Node 0.10.20

Node 0.10.20 is out which means Node 0.10 is almost old enough to drink in most US states. How about that! This version fixes that annoying error that I seem to see when deploying to Heroku which reads: npm ERR! cb() never called.

Asker

Asker (GitHub: nodules / asker, License: MIT, npm: asker) is a http.request wrapper with retries, gzip decoding, and connection pool tuning. It was created by Phillip Kovalev for Yandex and is used on the auto.yandex.ru site.

Asker isn’t really a competitor to request, but a module designed around tailoring HTTP requests to comply with service level agreements. It makes certain things easier, like body encoding.
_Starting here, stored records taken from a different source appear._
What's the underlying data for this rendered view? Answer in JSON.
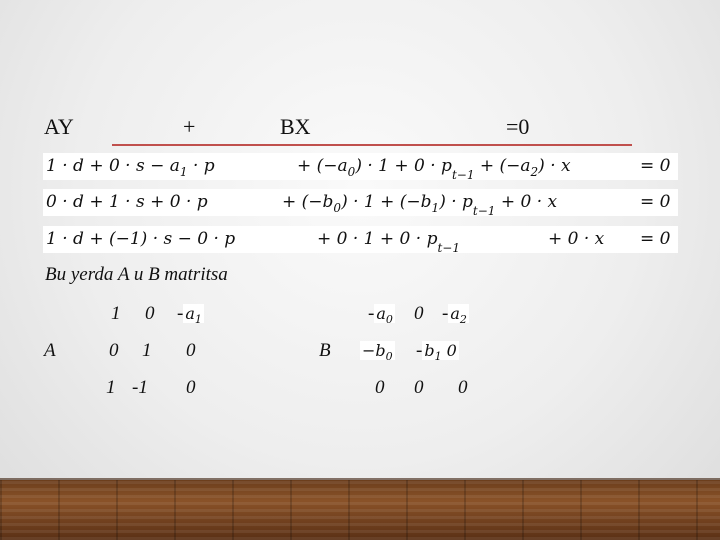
{
  "header": {
    "ay": "AY",
    "plus": "+",
    "bx": "BX",
    "eq": "=0"
  },
  "equations": [
    {
      "c1_pre": "1 · d + 0 · s − a",
      "c1_sub": "1",
      "c1_post": " · p",
      "c2_pre": "+ (−a",
      "c2_sub": "0",
      "c2_mid": ") · 1 + 0 · p",
      "c2_subt": "t−1",
      "c3_pre": " + (−a",
      "c3_sub": "2",
      "c3_post": ") · x",
      "rhs": "= 0"
    },
    {
      "c1_pre": "0 · d + 1 · s + 0 · p",
      "c2_pre": "+ (−b",
      "c2_sub": "0",
      "c2_mid": ") · 1 + (−b",
      "c2_sub2": "1",
      "c2_mid2": ") · p",
      "c2_subt": "t−1",
      "c3_pre": " + 0 · x",
      "rhs": "= 0"
    },
    {
      "c1_pre": "1 · d + (−1) · s − 0 · p",
      "c2_pre": "+ 0 · 1 + 0 · p",
      "c2_subt": "t−1",
      "c3_pre": "+ 0 · x",
      "rhs": "= 0"
    }
  ],
  "note": "Bu yerda  A u B matritsa",
  "matrixA": {
    "label": "A",
    "row1": [
      "1",
      "0",
      "-"
    ],
    "row1_box_var": "a",
    "row1_box_sub": "1",
    "row2": [
      "0",
      "1",
      "0"
    ],
    "row3": [
      "1",
      "-1",
      "0"
    ]
  },
  "matrixB": {
    "label": "B",
    "row1_minus1": "-",
    "row1_box1_var": "a",
    "row1_box1_sub": "0",
    "row1_mid": "0",
    "row1_minus2": "-",
    "row1_box2_var": "a",
    "row1_box2_sub": "2",
    "row2_box1": "−b",
    "row2_box1_sub": "0",
    "row2_minus": "-",
    "row2_box2_var": "b",
    "row2_box2_sub": "1",
    "row2_box2_post": " 0",
    "row3": [
      "0",
      "0",
      "0"
    ]
  }
}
Node’s built-in HTTP connection pools are eschewed for a custom solution that allows you to prioritise services. This helps avoid situations where a critical service fails due to the exhaustion of TCP sockets. More is explained in the project’s readme file, and the project includes unit tests as well.

AbsurdJS

AbsurdJS (GitHub: krasimir / absurd, License: MIT, npm: absurd) by Krasimir Tsonev is a CSS preprocessor that converts JSON to CSS:

".navigation": {
  margin: "12px 0 0 0 ",
  type: "horizontal",
  a: {
    elementstyle: "button",
    responsive: "true"
  }
}

CSS isn’t all that different from JSON when you think about it, but you can’t easily include lumps of CSS in JavaScript files. AbsurdJS allows you to sidestep this problem by converting JSON to CSS. It includes a feature called storage that allows you to define custom properties that will be expanded to standard CSS.

There’s a detailed post about how it all works here: Write Your CSS with JavaScript.